Possible Duplicate:
Alternatives to Splunk?
This has been discussed, but it has been several months, so it may be time to revisit it:
Earlier discussion RE Splunk alternatives
For the record, Splunk rocks. But the pricing is simply beyond what we can consider (When I spoke with Splunk today, the cost for a system to index 5gb/day of data is over $30,000.)
That is more than we spend on SQL Server (by a large multiple), more than we spend on a rack of servers (by a multiple), etc. etc.
The splunk sales team is correct (that for $30K we get more value and functionality than if we spend the same building our own system), but it doesn't matter. The splunk cost is simply too high (by a multiple).
Soooooo, we are looking around!
Is anyone out there building a splunk like system?
Our basic need:
- Able to listen for syslog messages on multiple udp ports
- Able to index the incoming data in an async way
- Some kind of search engine
- Some kind of UI
- An API to the search engine (to embed in our console)
We currently need to index 3-5gb/day, but need to be able to scale to 10gb/day or more. We do not need a lot of history (30 days is fine).
We use Windows 2008 and 2003 servers.
Thanks for your thoughts!
UPDATE: We spent two weeks researching commercial and open source options. Our conclusion: Write our own (we are a software company... we know how to write things). We built a great system built on mongodb and .NET that gives us the functions we needed from MongoDB in about one engineering week. We have now completed our implementation. We use two Mongodb servers (master and slave), and are able to log and index any amount of log data (5gb/day, 15gb/day, etc), limited only by disk space.
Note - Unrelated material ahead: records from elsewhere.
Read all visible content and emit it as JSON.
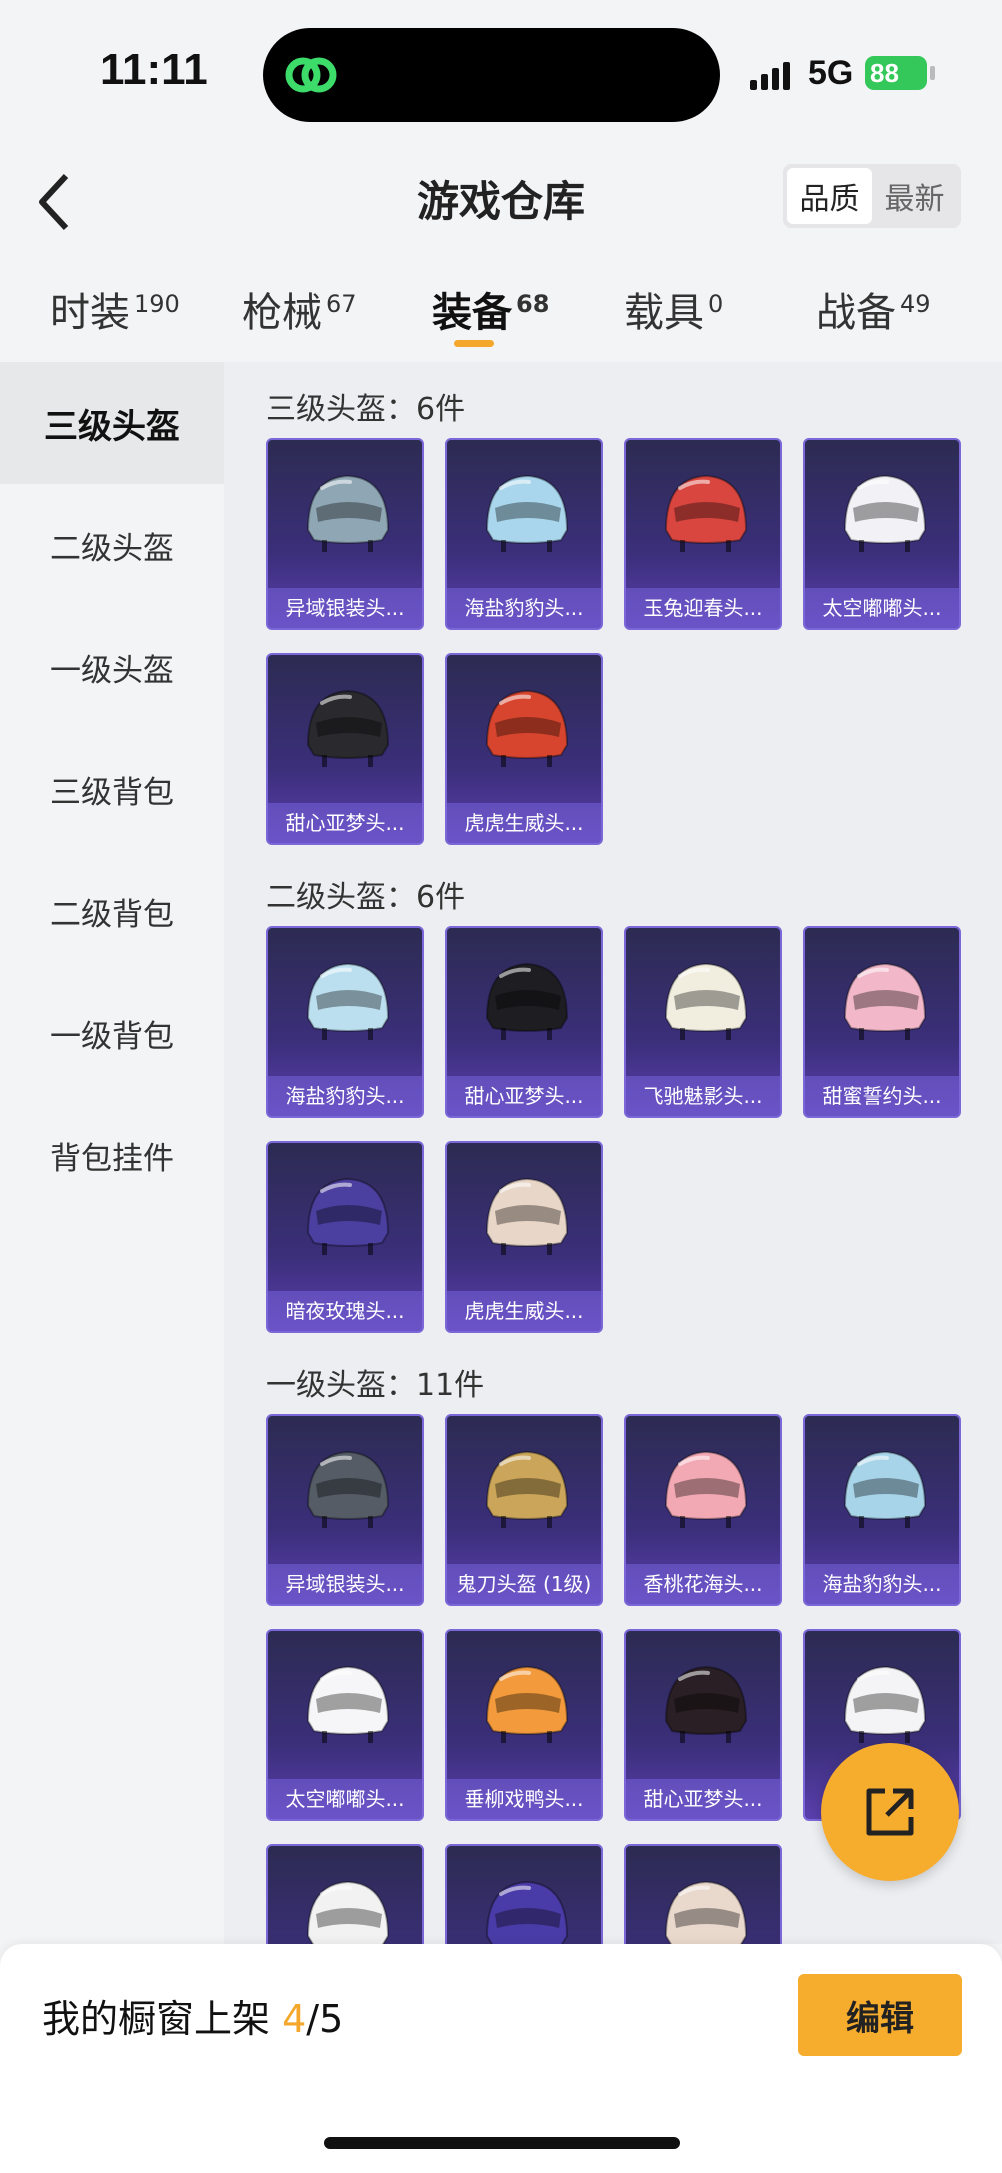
{
  "status_bar": {
    "time": "11:11",
    "network": "5G",
    "battery": "88"
  },
  "header": {
    "title": "游戏仓库",
    "sort_options": [
      "品质",
      "最新"
    ],
    "active_sort": "品质"
  },
  "tabs": [
    {
      "label": "时装",
      "count": "190"
    },
    {
      "label": "枪械",
      "count": "67"
    },
    {
      "label": "装备",
      "count": "68"
    },
    {
      "label": "载具",
      "count": "0"
    },
    {
      "label": "战备",
      "count": "49"
    }
  ],
  "active_tab": "装备",
  "sidebar": {
    "items": [
      "三级头盔",
      "二级头盔",
      "一级头盔",
      "三级背包",
      "二级背包",
      "一级背包",
      "背包挂件"
    ],
    "active": "三级头盔"
  },
  "sections": [
    {
      "title": "三级头盔：6件",
      "items": [
        {
          "name": "异域银装头...",
          "icon": "helmet-silver-goggles-icon",
          "color": "#8fa6b4"
        },
        {
          "name": "海盐豹豹头...",
          "icon": "helmet-seal-icon",
          "color": "#a9d6ec"
        },
        {
          "name": "玉兔迎春头...",
          "icon": "helmet-rabbit-red-icon",
          "color": "#d9463f"
        },
        {
          "name": "太空嘟嘟头...",
          "icon": "helmet-space-bunny-icon",
          "color": "#f2f2f6"
        },
        {
          "name": "甜心亚梦头...",
          "icon": "helmet-sweetheart-icon",
          "color": "#2a2a2e"
        },
        {
          "name": "虎虎生威头...",
          "icon": "helmet-tiger-icon",
          "color": "#d8452f"
        }
      ]
    },
    {
      "title": "二级头盔：6件",
      "items": [
        {
          "name": "海盐豹豹头...",
          "icon": "helmet-seal-icon",
          "color": "#bcdff0"
        },
        {
          "name": "甜心亚梦头...",
          "icon": "helmet-sweetheart-icon",
          "color": "#1e1e22"
        },
        {
          "name": "飞驰魅影头...",
          "icon": "helmet-phantom-icon",
          "color": "#f1eee0"
        },
        {
          "name": "甜蜜誓约头...",
          "icon": "helmet-sweet-vow-icon",
          "color": "#f2b8c9"
        },
        {
          "name": "暗夜玫瑰头...",
          "icon": "helmet-night-rose-icon",
          "color": "#4b3fa0"
        },
        {
          "name": "虎虎生威头...",
          "icon": "helmet-tiger-icon",
          "color": "#e8d6c8"
        }
      ]
    },
    {
      "title": "一级头盔：11件",
      "items": [
        {
          "name": "异域银装头...",
          "icon": "helmet-silver-icon",
          "color": "#555c66"
        },
        {
          "name": "鬼刀头盔 (1级)",
          "icon": "helmet-ghost-blade-icon",
          "color": "#caa55a"
        },
        {
          "name": "香桃花海头...",
          "icon": "helmet-peach-icon",
          "color": "#f3a9b4"
        },
        {
          "name": "海盐豹豹头...",
          "icon": "helmet-seal-icon",
          "color": "#a8d4ea"
        },
        {
          "name": "太空嘟嘟头...",
          "icon": "helmet-space-bunny-icon",
          "color": "#f6f6f8"
        },
        {
          "name": "垂柳戏鸭头...",
          "icon": "helmet-duck-icon",
          "color": "#f29a3c"
        },
        {
          "name": "甜心亚梦头...",
          "icon": "helmet-sweetheart-icon",
          "color": "#2a1f24"
        },
        {
          "name": "",
          "icon": "helmet-cat-icon",
          "color": "#f4f4f6"
        },
        {
          "name": "",
          "icon": "helmet-white-icon",
          "color": "#f2f2f2"
        },
        {
          "name": "",
          "icon": "helmet-galaxy-icon",
          "color": "#4a3ca8"
        },
        {
          "name": "",
          "icon": "helmet-tiger-icon",
          "color": "#e9d8cc"
        }
      ]
    }
  ],
  "bottom_bar": {
    "label": "我的橱窗上架 ",
    "current": "4",
    "total": "/5",
    "edit_label": "编辑"
  },
  "fab": {
    "icon": "share-external-icon"
  }
}
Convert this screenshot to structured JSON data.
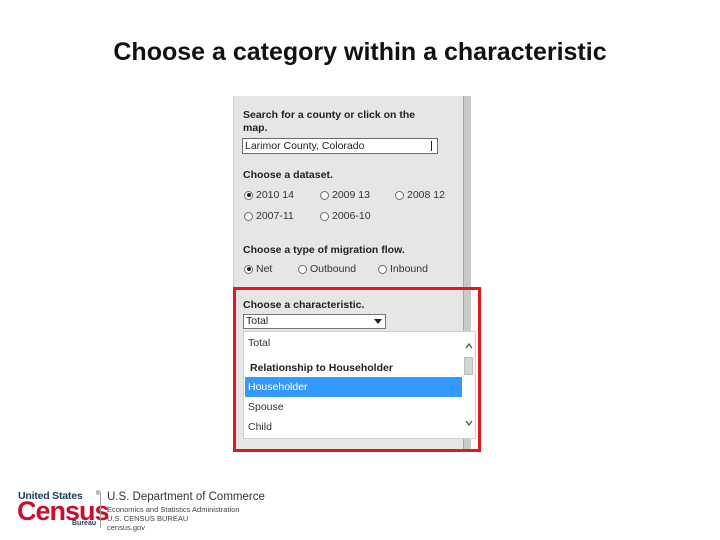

UPDATE TO THE UPDATE (December, 2012): We continue to use our mongodb solution, and it works great! If we were building it today, we would strongly consider building it on top of elasticsearch.
OBSERVATIONS: This space needs a solid solution that is $1000-3000 flat rate. The licensing models used by the commercial firms are based on a "milk the data center ops guys" models. That is their right (of course!), but it leaves a HUGE space open for someone to come in underneath them. My guess is that in another year or two there will be a good open source solution that will be really usable.
Thank you all for your input (even if it was self promotion).
https://www.elastic.co/products/logstash
It's still rather early in development, but sound very promising and moves fast.
I don't have a comparison matrix for the following in my mind, especially when it comes to comparison with splunk:
These are some fully operational tools:
Octopussy http://www.octopussy.pm
Logreport http://www.logreport.org/
Snare: http://www.intersectalliance.com/projects/index.html
Log surfer: http://www.crypt.gen.nz/logsurfer/
Log Analyser: http://loganalyzer.adiscon.com/
Log 2 timeline: http://log2timeline.net/#download ( this is more of a "timeline" analysis tool )
Finally, if you want to do some coding yourself but possibly have a more scalable solution: (the following are tools to collect log data, they don't necessary have all the functionality out of the box to search through the data.)
Honu https://github.com/jboulon/Honu
Chukwa http://wiki.apache.org/hadoop/Chukwa
Flume http://archive.cloudera.com/cdh/3/flume/
Edit: Added this comparison link: http://csgrad.blogspot.com/2010/07/guided-tour-of-hadoop-zoo-getting-data.html
Edit: Added Graylog2: Added Logstash. Logstash is probably the best positioned to day to become the "open source splunk replacement."